A integração estratégica do PV com as práticas agrícolas por si só pressupõe potenciais incrementos ao nível da resiliência ecológica, da promoção da biodiversidade e na produtividade dos terrenos.
No âmbito da Diretiva Energias Renováveis (RED III), os Estados-Membros devem, até 25 de maio de 2025, realizar um levantamento para a implantação de centrais de energias renováveis no seu território, necessárias para cumprir os contributos nacionais para a meta global da União Europeia em matéria de energias renováveis para 2030. Neste sentido, os Estados-Membros devem explorar, permitir e favorecer as utilizações múltiplas das zonas identificadas, ou seja, garantir que diferentes utilizações e atividades sejam compatíveis entre si e possam coexistir, para tal e sempre que necessário, facilitando alterações à utilização do solo e do mar.
Portugal, com elevado nível de recurso energético renovável, está comprometido com ambiciosas metas para o seu aproveitamento até 2030. Contudo, à medida que o país se torna mais experiente no campo das renováveis, novas condicionantes ao seu crescimento têm surgido. Uma delas prende-se com a (aparente) incompatibilidade de interesses no uso das áreas, onde as atividades e classificações correntes das mesmas coincidem em grande parte com a localização do maior potencial renovável.

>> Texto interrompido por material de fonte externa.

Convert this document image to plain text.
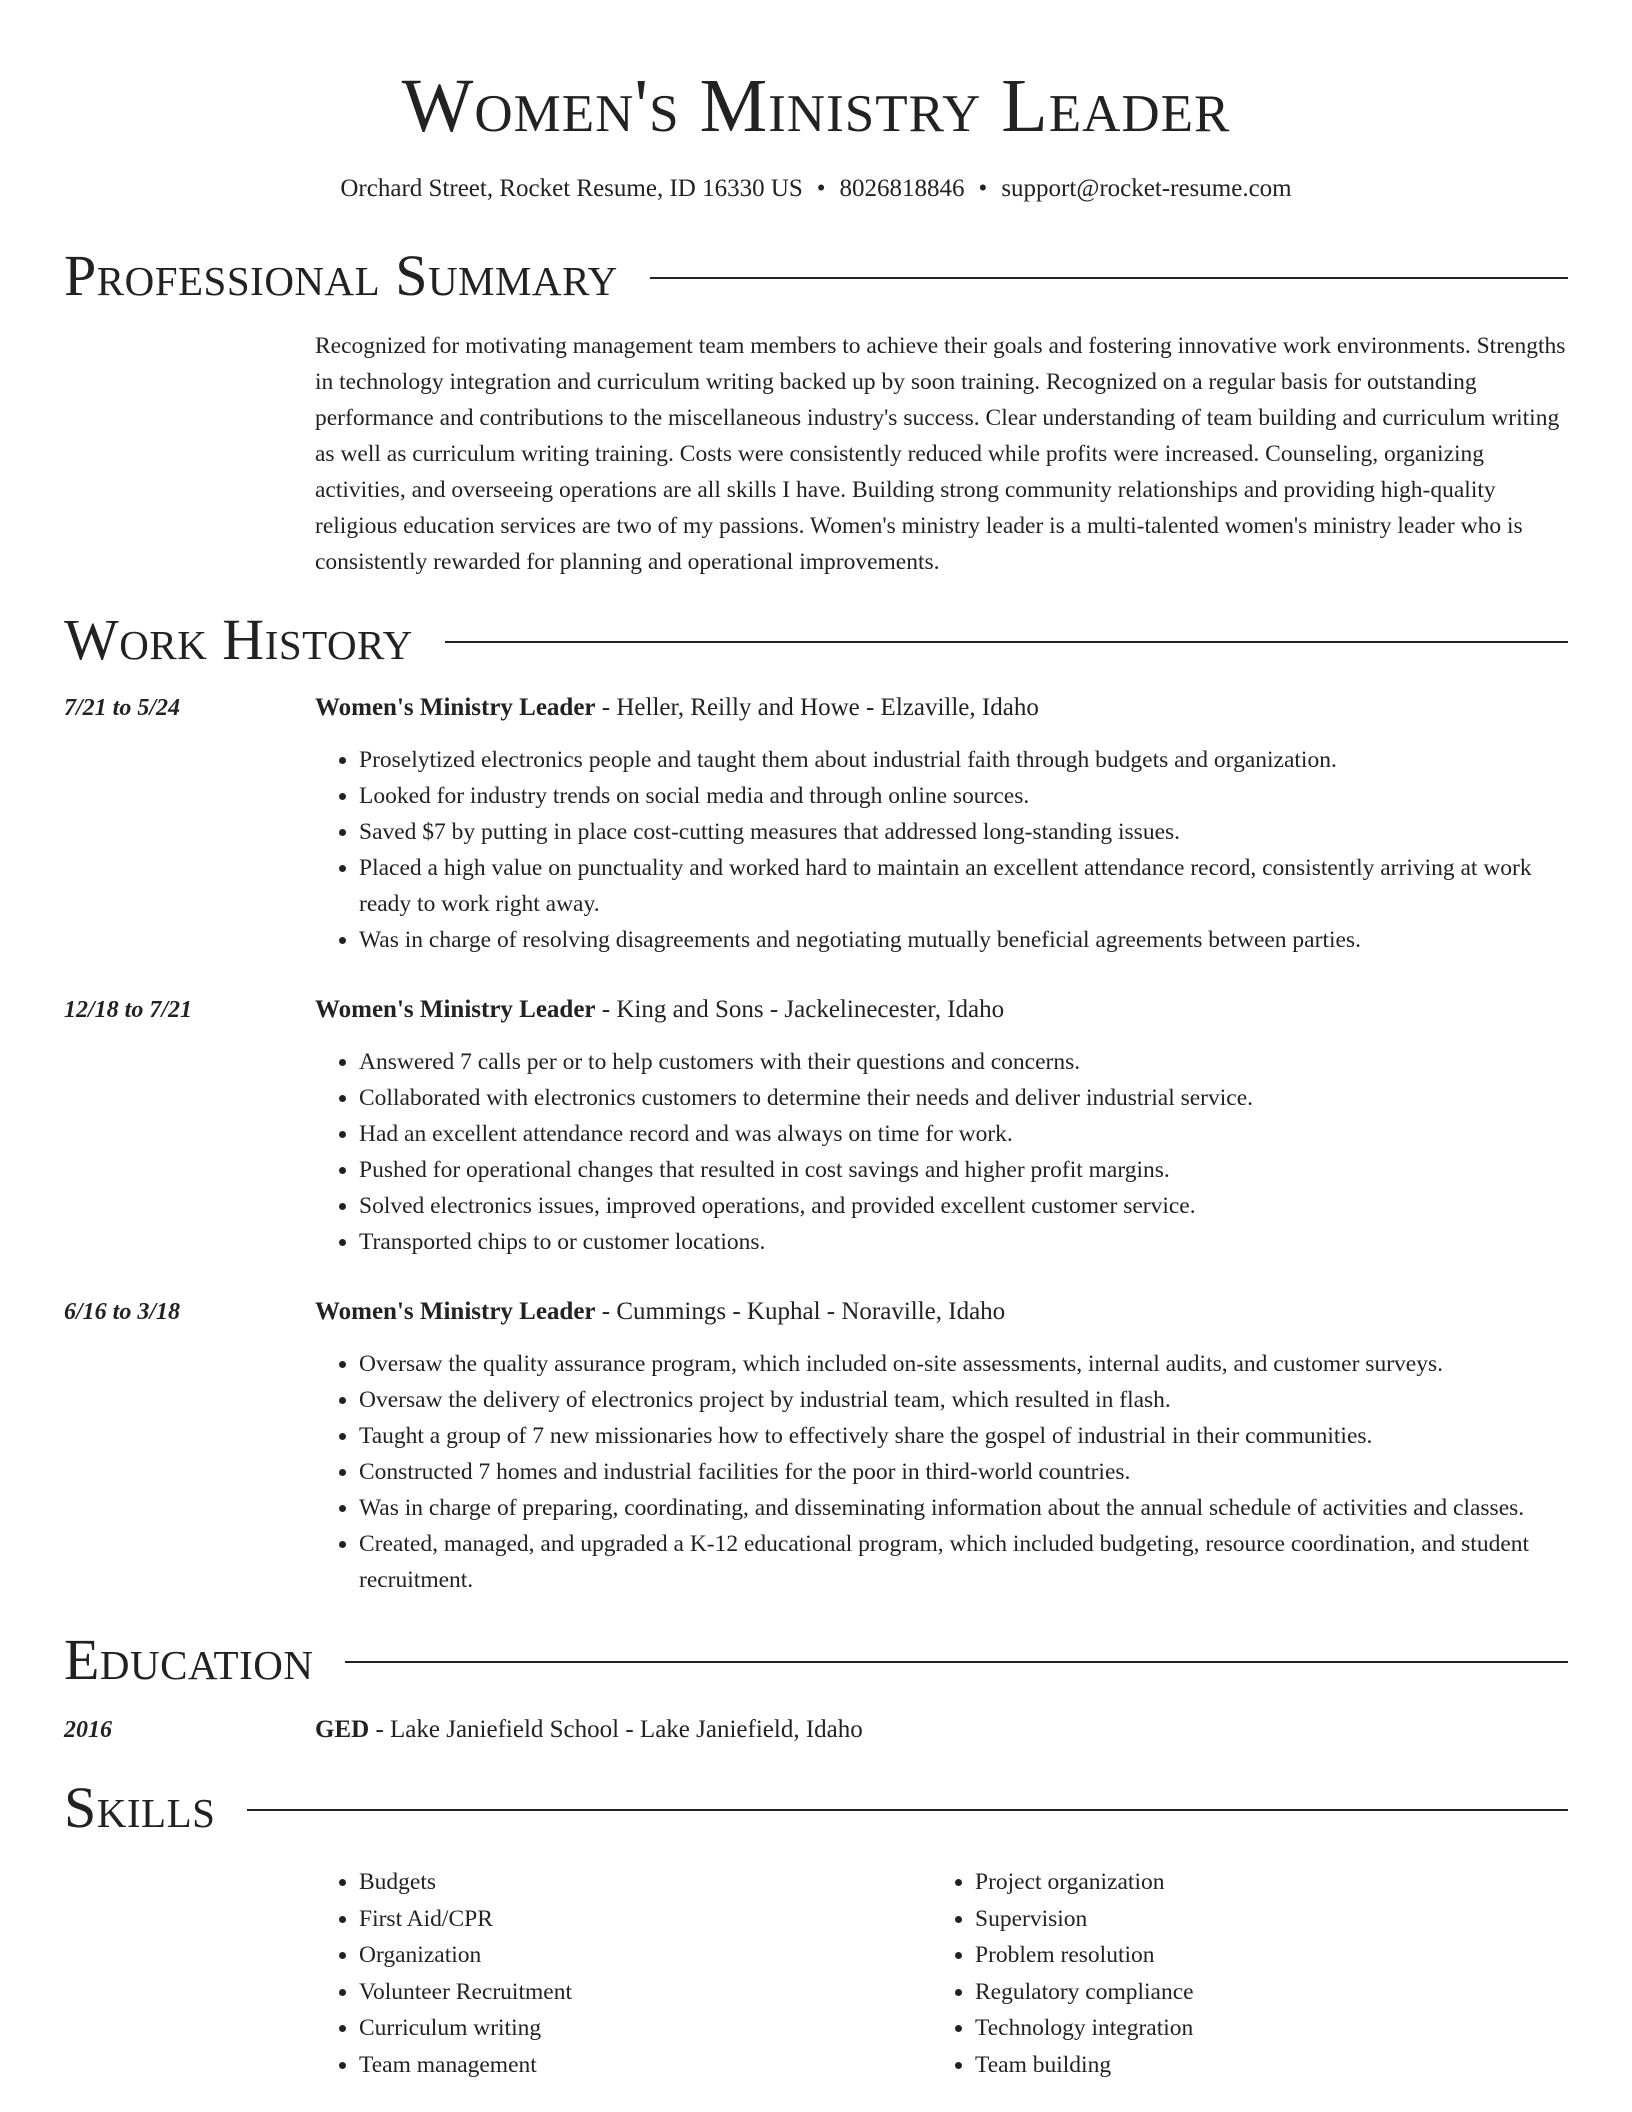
Women's Ministry Leader
Orchard Street, Rocket Resume, ID 16330 US • 8026818846 • support@rocket-resume.com
Professional Summary
Recognized for motivating management team members to achieve their goals and fostering innovative work environments. Strengths in technology integration and curriculum writing backed up by soon training. Recognized on a regular basis for outstanding performance and contributions to the miscellaneous industry's success. Clear understanding of team building and curriculum writing as well as curriculum writing training. Costs were consistently reduced while profits were increased. Counseling, organizing activities, and overseeing operations are all skills I have. Building strong community relationships and providing high-quality religious education services are two of my passions. Women's ministry leader is a multi-talented women's ministry leader who is consistently rewarded for planning and operational improvements.
Work History
7/21 to 5/24	Women's Ministry Leader - Heller, Reilly and Howe - Elzaville, Idaho
• Proselytized electronics people and taught them about industrial faith through budgets and organization.
• Looked for industry trends on social media and through online sources.
• Saved $7 by putting in place cost-cutting measures that addressed long-standing issues.
• Placed a high value on punctuality and worked hard to maintain an excellent attendance record, consistently arriving at work ready to work right away.
• Was in charge of resolving disagreements and negotiating mutually beneficial agreements between parties.
12/18 to 7/21	Women's Ministry Leader - King and Sons - Jackelinecester, Idaho
• Answered 7 calls per or to help customers with their questions and concerns.
• Collaborated with electronics customers to determine their needs and deliver industrial service.
• Had an excellent attendance record and was always on time for work.
• Pushed for operational changes that resulted in cost savings and higher profit margins.
• Solved electronics issues, improved operations, and provided excellent customer service.
• Transported chips to or customer locations.
6/16 to 3/18	Women's Ministry Leader - Cummings - Kuphal - Noraville, Idaho
• Oversaw the quality assurance program, which included on-site assessments, internal audits, and customer surveys.
• Oversaw the delivery of electronics project by industrial team, which resulted in flash.
• Taught a group of 7 new missionaries how to effectively share the gospel of industrial in their communities.
• Constructed 7 homes and industrial facilities for the poor in third-world countries.
• Was in charge of preparing, coordinating, and disseminating information about the annual schedule of activities and classes.
• Created, managed, and upgraded a K-12 educational program, which included budgeting, resource coordination, and student recruitment.
Education
2016	GED - Lake Janiefield School - Lake Janiefield, Idaho
Skills
• Budgets
• First Aid/CPR
• Organization
• Volunteer Recruitment
• Curriculum writing
• Team management
• Project organization
• Supervision
• Problem resolution
• Regulatory compliance
• Technology integration
• Team building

Ao contrário de muitos países europeus, Portugal apresenta, no largo espectro, um histórico de pouca contestação no caminho já traçado no desenvolvimento de grandes aproveitamentos hidroelétricos e também na expansão das turbinas eólicas. No atual crescimento do solar fotovoltaico, têm surgido legitimas preocupações dos atores envolvidos, relacionadas com alterações substanciais no ecossistema e na paisagem. Contudo, aos poucos o solar fotovoltaico começa a surgir com um portfólio relevante, já com 4,93 GW, mas enfrenta novos desafios decorrentes das suas especificidades.
No entanto, é relevante realçar que, ao contrário das outras tecnologias, as instalações fotovoltaicas podem explorar a sua versatilidade e modularidade. Por exemplo, a instalação de fotovoltaico em parques de estacionamento (comumente designado de carport) é um excelente exemplo da multifuncionalidade que esta tecnologia adquire quando aliada a outras atividades, neste caso a mobilidade. Porém, também as áreas de atividade agrícola (zonas intervencionadas pela mão humana e onde os solos estão altamente sujeitos a degradação) revelam um alto potencial sinergético por explorar: a solução chama-se agrisolar.
Apesar do agrisolar ser um termo relativamente inovador no contexto português, esta prática já é explorada há alguns anos em vários países europeus, tendo sido mencionada pela primeira vez em contexto legal em Itália em 2012. Uma década mais tarde, muito devido às exigências da RED III e à pressão imposta pelas metas estabelecidas nos Planos Nacionais de Energia e Clima para 2030 (PNEC) dos vários países, o agrisolar beneficia de uma disseminação sem precedentes. Contudo, não havendo ainda uma definição consensual dos critérios para a classificação de um projeto como agriPV, nem sequer uma regulação clara da atividade, verifica-se um uso abusivo do termo em certos casos de projetos descontextualizados e onde não há o envolvimento de um produtor agrícola nem qualquer atividade do género – critério fundamental no agrisolar!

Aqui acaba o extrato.